The Iraqi prime minister has not neglected the turbulent Shiite cleric, Moqtada Sadr, whose Medhi Army militia is in revolt. Sunday, July 18, he authorized the reopening of the Sadr newspaper, whose shutdown by the former US administrator Paul Bremer sparked a revolt through the Shiite regions south of Baghdad in early April. Sadr still retains control of Najef’s shrines.
Both the Alllawi government and the insurgents are in the early exploratory stages of their give-and-take and it is too soon to say where it will lead. Recent reports of a certain Iraqi guerilla group deciding to do away with Musab Zarqawi and claims alleging Allawi personally shot captured insurgents prior to the transfer of sovereignty are unsupported and most likely politically motivated.

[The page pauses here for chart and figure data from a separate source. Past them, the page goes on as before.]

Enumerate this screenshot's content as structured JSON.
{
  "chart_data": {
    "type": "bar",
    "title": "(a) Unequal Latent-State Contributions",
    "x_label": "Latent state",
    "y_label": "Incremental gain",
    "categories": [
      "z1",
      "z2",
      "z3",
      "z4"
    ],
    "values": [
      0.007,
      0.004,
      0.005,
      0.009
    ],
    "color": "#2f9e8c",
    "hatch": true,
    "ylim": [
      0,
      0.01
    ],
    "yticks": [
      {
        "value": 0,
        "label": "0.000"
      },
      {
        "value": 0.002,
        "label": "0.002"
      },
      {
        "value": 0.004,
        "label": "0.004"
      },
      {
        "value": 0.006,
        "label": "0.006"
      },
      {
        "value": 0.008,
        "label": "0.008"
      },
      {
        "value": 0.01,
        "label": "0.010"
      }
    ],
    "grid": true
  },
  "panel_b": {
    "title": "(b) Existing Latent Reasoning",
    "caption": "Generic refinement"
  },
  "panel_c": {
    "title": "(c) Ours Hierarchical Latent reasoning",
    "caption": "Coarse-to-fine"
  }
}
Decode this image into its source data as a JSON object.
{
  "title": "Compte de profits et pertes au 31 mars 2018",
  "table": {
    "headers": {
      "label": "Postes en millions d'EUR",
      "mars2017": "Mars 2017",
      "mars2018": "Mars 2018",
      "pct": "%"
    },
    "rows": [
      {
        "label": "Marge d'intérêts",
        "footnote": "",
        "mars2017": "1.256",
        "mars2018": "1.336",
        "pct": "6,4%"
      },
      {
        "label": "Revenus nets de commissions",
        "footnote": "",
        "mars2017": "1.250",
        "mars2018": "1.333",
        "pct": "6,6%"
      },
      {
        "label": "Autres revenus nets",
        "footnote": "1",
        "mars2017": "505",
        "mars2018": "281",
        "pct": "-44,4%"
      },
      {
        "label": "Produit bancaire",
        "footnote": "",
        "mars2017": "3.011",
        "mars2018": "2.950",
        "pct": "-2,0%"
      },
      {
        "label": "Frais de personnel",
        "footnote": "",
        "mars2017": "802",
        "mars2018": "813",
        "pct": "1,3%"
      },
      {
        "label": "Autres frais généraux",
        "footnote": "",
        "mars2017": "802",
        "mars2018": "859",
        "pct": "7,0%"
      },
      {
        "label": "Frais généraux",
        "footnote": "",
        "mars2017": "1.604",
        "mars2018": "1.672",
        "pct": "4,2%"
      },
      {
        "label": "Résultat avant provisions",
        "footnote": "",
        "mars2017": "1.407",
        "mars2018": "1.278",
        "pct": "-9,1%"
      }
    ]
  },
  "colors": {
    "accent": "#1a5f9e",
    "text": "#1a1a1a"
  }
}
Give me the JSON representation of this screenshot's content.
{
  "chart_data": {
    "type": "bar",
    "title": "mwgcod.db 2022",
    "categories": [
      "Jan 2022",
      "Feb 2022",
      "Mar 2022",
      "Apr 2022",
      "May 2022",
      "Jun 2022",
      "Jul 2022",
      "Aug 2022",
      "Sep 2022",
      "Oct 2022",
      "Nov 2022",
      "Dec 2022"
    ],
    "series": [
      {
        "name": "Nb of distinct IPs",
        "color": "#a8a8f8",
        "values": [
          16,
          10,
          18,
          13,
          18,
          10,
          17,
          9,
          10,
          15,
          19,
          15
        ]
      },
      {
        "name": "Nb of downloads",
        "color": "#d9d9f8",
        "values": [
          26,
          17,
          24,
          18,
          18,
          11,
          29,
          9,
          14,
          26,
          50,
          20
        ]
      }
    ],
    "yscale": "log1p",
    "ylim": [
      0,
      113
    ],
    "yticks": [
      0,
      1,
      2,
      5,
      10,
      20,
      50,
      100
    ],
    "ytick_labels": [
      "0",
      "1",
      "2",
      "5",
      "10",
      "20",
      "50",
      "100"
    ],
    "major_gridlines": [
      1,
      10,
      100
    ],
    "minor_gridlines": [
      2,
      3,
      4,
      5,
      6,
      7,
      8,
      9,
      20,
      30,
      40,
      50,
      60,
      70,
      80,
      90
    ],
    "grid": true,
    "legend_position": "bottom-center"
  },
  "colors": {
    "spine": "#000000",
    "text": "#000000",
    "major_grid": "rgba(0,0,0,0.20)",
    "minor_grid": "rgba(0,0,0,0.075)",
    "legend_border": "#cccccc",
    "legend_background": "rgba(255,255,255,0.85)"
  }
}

This week, the Iraqi leader set off on a tour of Middle East capitals to persuade Arab leaders to provide funding or instructors and training facilities for the new Iraqi recruits. His best bet is Jordan which needs free or cheap oil badly enough to offer training facilities. Most Arab leaders will be extremely wary of admitting to their countries former Saddam troops in uniforms provided by Iyad Allawi.